According to the uncovered interest rate parity, in 12 months, the JPY/USD exchange rate would most likely be:
Did someone found it weird that the solution seems to use the covered interest rate parity instead of the uncovered formula? I still didn’t get exactly the difference between these two…
There is no formula for _ covered interest rate parity_, nor a formula for _ uncovered interest rate parity_.
There is a formula for _ interest rate parity _. No adjective.
The only difference between covered interest rate parity and uncovered interest rate parity is that the former has a security (a forward or futures contract) that ensures that that formula will hold, while the latter does not.

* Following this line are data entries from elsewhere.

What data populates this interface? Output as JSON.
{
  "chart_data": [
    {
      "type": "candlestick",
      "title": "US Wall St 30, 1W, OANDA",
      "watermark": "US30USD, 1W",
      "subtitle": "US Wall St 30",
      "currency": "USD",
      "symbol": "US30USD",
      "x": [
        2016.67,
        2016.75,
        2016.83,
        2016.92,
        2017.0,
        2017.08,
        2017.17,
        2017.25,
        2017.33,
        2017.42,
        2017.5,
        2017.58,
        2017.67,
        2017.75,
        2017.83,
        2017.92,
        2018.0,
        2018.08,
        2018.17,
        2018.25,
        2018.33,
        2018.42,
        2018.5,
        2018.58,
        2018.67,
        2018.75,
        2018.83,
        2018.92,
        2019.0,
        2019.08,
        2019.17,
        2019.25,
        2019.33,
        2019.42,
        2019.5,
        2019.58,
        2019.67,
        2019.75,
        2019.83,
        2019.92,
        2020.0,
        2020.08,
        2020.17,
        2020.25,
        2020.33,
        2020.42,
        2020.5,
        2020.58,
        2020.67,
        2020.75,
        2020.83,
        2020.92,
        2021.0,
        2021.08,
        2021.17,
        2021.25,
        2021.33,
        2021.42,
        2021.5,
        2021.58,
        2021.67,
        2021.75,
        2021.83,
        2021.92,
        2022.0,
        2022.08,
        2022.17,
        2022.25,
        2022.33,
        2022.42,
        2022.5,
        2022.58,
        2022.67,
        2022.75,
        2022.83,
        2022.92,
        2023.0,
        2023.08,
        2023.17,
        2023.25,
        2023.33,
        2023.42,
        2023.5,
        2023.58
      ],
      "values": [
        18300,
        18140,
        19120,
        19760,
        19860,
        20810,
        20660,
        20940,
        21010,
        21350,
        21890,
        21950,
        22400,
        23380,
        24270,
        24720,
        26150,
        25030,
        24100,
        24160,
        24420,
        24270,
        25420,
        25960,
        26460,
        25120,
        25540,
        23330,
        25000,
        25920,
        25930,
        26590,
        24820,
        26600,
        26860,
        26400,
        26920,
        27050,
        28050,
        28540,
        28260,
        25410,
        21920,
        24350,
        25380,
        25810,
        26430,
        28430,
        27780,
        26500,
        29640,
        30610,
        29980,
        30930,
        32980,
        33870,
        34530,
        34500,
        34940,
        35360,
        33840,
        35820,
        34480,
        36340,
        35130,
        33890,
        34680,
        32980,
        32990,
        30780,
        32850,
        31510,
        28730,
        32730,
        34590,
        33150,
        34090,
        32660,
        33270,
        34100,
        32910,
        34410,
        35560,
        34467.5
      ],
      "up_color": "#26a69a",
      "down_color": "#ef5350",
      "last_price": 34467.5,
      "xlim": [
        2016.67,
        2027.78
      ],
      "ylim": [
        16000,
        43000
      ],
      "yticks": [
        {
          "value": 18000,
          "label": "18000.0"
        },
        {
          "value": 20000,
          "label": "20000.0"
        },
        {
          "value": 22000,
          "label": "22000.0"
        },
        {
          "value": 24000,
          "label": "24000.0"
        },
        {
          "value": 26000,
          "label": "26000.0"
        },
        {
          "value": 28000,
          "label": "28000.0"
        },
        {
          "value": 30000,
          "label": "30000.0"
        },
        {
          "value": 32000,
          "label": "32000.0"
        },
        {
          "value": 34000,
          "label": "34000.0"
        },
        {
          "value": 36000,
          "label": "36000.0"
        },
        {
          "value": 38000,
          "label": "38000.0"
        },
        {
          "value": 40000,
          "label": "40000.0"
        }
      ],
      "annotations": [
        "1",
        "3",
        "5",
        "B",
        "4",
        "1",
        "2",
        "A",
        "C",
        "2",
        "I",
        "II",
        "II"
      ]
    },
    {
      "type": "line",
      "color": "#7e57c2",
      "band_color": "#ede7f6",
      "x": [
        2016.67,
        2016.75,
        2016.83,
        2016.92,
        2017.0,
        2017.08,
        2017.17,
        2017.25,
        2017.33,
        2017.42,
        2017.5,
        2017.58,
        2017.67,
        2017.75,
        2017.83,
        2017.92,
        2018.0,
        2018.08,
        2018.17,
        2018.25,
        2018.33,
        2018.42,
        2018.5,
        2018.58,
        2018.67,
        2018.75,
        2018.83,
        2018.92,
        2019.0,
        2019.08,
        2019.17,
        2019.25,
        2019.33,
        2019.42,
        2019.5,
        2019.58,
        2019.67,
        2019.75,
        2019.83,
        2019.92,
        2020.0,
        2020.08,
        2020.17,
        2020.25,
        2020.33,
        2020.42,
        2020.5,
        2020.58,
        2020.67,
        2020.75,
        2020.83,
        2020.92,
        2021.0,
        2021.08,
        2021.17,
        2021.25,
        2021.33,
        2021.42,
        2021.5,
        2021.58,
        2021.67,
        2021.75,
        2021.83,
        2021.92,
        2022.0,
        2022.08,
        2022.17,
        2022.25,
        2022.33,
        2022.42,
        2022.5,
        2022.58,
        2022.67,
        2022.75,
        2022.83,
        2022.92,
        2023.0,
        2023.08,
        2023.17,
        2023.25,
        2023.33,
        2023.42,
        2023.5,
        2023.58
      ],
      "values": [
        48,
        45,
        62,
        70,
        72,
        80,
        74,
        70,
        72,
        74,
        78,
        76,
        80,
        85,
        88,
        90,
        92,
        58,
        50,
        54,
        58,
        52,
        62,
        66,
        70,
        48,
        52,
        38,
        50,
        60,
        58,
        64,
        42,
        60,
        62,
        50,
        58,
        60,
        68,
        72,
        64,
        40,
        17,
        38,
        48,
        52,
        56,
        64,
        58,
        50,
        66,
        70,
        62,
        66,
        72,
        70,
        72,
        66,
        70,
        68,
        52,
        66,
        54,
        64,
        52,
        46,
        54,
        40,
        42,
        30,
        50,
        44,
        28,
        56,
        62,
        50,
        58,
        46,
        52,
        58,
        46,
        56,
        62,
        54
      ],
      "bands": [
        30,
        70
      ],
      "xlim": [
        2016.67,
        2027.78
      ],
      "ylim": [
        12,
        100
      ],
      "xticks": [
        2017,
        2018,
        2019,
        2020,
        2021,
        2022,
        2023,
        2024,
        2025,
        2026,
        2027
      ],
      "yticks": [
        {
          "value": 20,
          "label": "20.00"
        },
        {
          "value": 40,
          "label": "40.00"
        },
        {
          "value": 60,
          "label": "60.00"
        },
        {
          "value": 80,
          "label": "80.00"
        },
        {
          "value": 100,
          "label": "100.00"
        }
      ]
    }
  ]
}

But the formula doesn’t depend on having that security or not; the formula’s the formula.
It’s confusing, because Schweser material seems to differentiate between these two…
According to pg 264 (2017 edition), it shows for each one a formula:
Covered interest arbitrage: F = ((1 + Ra * (days/360)) / (1 + Rb * (days/360))) * So
Uncovered interest rate parity: E(%dS) = Ra - Rb
The application of both in the question above gives us slightly different results - not enough to deviate from the other two alternatives, but still, it is not the same number…
It really doesn’t make sense this exercise, I mean, also the way they explain the solution…
The same for question 15: covered interest parity, from the theory (even Schweser notes): E(%DeltaS) A/B = Ra -Rb
I would solve it by looking at the difference in interest rates and then this is the chance in the spot rate. They solve it like: Spot x (1+Ra)/(1+Rb)
And what makes me laugh is that in the solution they make a reference on the page of the book where they solved the exercise with the first formula, not the one they used (and leads to different results!)